脆甜的“皇兄”由遠及近而來,襄王殿下胯下那頭小毛驢神氣在在地邁著小短腿,馱著寧懌飛奔到面前,等從毛驢上下來,襄王殿下已經累得氣喘吁吁,他一步跳到寧煙嶼的馬前,神情顯得異常激動。
“哥,你怎麼突然要教我騎馬?你不是說我特別笨,怎麼學都學不會麼?”
小時候,他羨慕皇兄能騎在神駿勇猛的千里駒上,手持弓箭,例無虛發,小小的心裡充滿了敬佩,便央著皇兄,一定要教他騎射。
寧煙嶼推拒,試圖為他從軍中找個教習,但寧懌不肯,執意要讓皇兄親授,還出面說動了阿耶。
寧煙嶼無可奈何,只有教他。
可惜這個笨蛋,學了一個月還沒有小成,還衝他誇下海口,道自己也能騎射,那天襄王殿下抱著弓箭騎著棗紅馬衝進了圍場。
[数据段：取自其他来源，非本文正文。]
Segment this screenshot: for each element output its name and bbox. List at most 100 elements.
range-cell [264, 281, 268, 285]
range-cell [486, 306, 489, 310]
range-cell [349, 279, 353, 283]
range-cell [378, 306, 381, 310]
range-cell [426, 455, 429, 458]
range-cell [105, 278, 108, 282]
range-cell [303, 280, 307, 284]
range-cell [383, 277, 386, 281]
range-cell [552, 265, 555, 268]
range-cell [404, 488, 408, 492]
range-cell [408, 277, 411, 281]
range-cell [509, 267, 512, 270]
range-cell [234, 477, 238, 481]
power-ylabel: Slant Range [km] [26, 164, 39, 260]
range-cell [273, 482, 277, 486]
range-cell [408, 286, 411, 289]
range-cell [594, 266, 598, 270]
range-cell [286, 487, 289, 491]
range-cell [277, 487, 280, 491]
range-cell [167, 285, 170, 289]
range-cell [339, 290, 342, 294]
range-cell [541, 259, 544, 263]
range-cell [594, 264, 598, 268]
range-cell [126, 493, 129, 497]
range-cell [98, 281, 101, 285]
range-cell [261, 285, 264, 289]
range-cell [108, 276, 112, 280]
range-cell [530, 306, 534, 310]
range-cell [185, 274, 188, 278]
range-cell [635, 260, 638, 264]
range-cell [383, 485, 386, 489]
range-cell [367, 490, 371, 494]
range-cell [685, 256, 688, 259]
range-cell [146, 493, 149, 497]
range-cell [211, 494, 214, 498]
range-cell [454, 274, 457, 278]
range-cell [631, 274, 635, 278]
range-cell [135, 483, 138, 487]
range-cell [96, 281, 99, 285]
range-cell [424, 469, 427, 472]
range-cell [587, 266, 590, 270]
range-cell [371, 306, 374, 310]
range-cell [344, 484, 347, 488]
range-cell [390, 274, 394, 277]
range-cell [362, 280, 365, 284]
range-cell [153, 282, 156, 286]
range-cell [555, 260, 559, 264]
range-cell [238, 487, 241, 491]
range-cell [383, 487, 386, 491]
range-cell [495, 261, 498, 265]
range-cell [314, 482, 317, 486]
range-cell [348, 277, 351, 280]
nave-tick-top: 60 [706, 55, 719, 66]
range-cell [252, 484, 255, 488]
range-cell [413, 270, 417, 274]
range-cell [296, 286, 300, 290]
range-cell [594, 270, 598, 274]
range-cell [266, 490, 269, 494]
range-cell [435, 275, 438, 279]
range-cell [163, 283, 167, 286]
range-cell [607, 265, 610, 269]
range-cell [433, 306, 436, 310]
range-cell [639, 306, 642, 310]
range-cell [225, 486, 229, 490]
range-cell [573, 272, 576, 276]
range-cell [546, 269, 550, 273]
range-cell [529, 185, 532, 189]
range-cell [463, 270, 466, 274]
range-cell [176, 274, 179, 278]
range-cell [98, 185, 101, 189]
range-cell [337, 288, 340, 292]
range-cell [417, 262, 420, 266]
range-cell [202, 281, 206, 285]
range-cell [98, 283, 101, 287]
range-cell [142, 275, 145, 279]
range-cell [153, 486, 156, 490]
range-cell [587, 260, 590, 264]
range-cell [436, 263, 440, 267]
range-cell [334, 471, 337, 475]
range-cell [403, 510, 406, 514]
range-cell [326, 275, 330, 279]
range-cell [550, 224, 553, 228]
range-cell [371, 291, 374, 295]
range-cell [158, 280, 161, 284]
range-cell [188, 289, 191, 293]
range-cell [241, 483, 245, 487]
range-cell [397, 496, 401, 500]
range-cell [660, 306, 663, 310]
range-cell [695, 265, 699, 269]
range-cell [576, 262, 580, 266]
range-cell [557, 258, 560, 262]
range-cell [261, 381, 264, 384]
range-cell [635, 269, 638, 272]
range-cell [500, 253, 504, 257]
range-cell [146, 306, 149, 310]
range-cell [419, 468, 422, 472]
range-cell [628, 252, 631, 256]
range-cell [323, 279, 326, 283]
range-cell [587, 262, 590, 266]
結果箭還沒“嗖”的一聲從弓弦上發出,人便已“嗖”的一聲從馬背上飛出去了。
那次寧懌摔得七葷八素,額頭上腫了一個高高的壽星包,把鄭貴妃心疼壞了,對太子敢怒不敢言,到底也陰陽怪氣地譏諷了幾句,阿耶見他不佔理,出面調解當了和事老。
鄭貴妃與太子素有嫌隙,此事不過是激化了二者之間的矛盾,但寧懌呢,頭上的傷還沒好,自己又樂呵呵地過來找太子皇兄玩耍了,差點兒沒把鄭貴妃氣得倒仰。
她是管不住兒子親近太子那熱臉貼冷屁股的賤樣兒,但好歹也把他的棗紅馬沒收了,下令從今以後,不準寧懌再騎馬。
寧煙嶼坐在馬背上,握住韁繩,唇角折出一點若隱若無的弧度:“阿懌,你怕不怕你母妃知曉?”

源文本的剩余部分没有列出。